Aquí os dejamos un relato de ejemplo, para que os podáis armar una idea más aproximada de lo que pretendemos con este bienaventurado y conciliador manifiesto del clásico lema del tendido de puentes:
Chula-pa-tó
Mi padre tiene la fea costumbre de burlarse de mí diciendo que mi conocimiento de la ciudad que me vio nacer y volverme cafre se restringe a lo que compendia esa retícula de colorines que gusta en denominarse plano del metro. En parte, tiene razón. Tengo ese gusano subterráneo tan inoculado en la sangre que una exposición prolongada a la superficie enseguida hace que me salgan sarpullidos en la moral. La gente haraganea, camina como poseída por el espíritu santo. «La peña, que no sabe andar por la calle», le repito ahora al pobre chorbo andaluz que me sigue a rebufo mientras me dispongo a impartir un cursillo exprés en la materia entre manos a empellones. Ve a donde tengas que ir, llega, y ya una vez allí te paras a descifrar los animalitos que contienen las nubes. Claro que, para circo, del que hacíamos gala en el metro la troupe y yo de adolescentes. Teatro improvisado lo llamábamos por aquel entonces. Sus grandes éxitos: declararse a las farolas del Retiro y disgregarse para entrar cada una por una puerta del metro, empezar la del medio como quien no quiere la cosa a tararear (alternativa algo mediocre para las que aún no habíamos dado con el quid del silbido) el himno del chihuahua y desgañitarse las de los laterales con el Chihuaha nuclear. ¡Boom!, la conmoción que causábamos era de las que uno no se sacude con un simple perrito, ni siquiera de los de desfogarse mascando.

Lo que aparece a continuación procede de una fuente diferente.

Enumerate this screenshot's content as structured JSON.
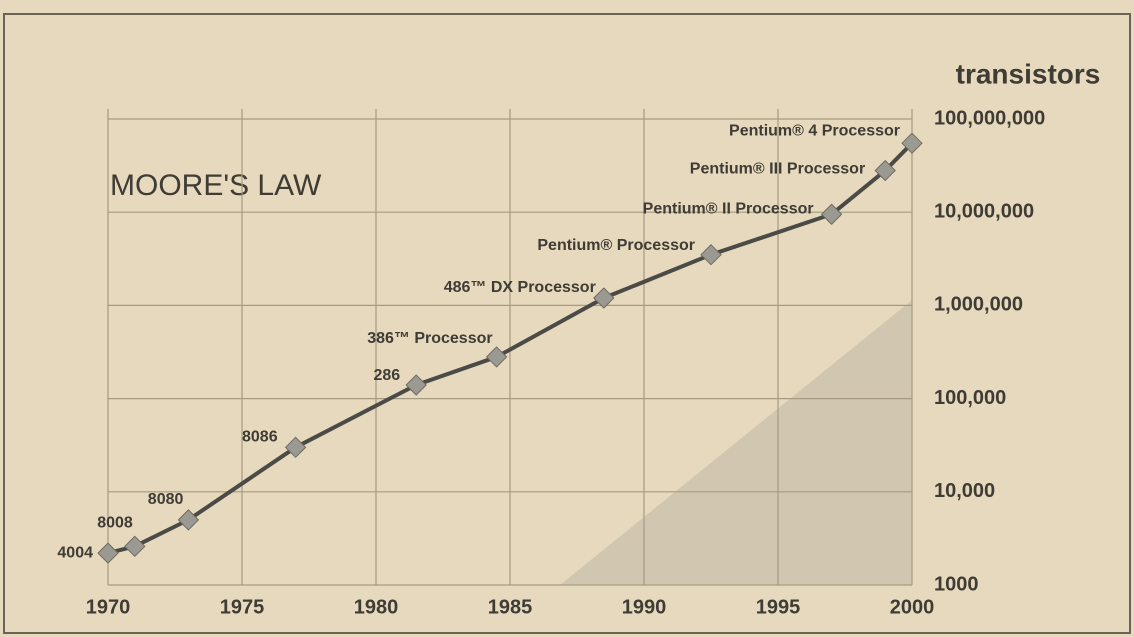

Así era mi Madrid, el Madrid de ese gamusino transgénico que es el madrileño fetén. Un Madrid macarra, un Madrid canalla, un Madrid de hacer calle, que no era ni hacer la calle, ni asfaltarla, sino algo intermedio. Era calzarse los patines y montar la city de reata de la vorágine que esta propugnaba, a despecho de semáforos y minucias como la distinción entre carriles para peatones y turismos, al son del runrún ferroviario que atraviesa sus entrañas.
Y una madrugada, de vuelta de Malasaña, el rapaz que esa noche llevaba colgado del brazo va y me dice:
– El edificio delante de tu casa suelta mucho humo.
A lo cual, yo contesto:
– ¡Qué va!, lo normal. El Corte Inglés, que es la chimenea que sirve de conducto respiratorio a la lombriz de bajo tierra. Es de la energía que consume para funcionar, hasta en domingos y festivos, a costa de los niños esclavizados del tercer mundo y el cielo madrileño.
Él no osó rechistarme y su comentario no me perturbó un sueño largamente rezagado. No fue hasta ya entrada la tarde, cuando, al salir a comprar la pistola de rigor para el almuerzo, me topé de bruces con el bujero aquel, encallado en la vampírica dentadura arquitectónica del otro lado de la calle. Las cenizas del Windsor poblaban el rellano del portal.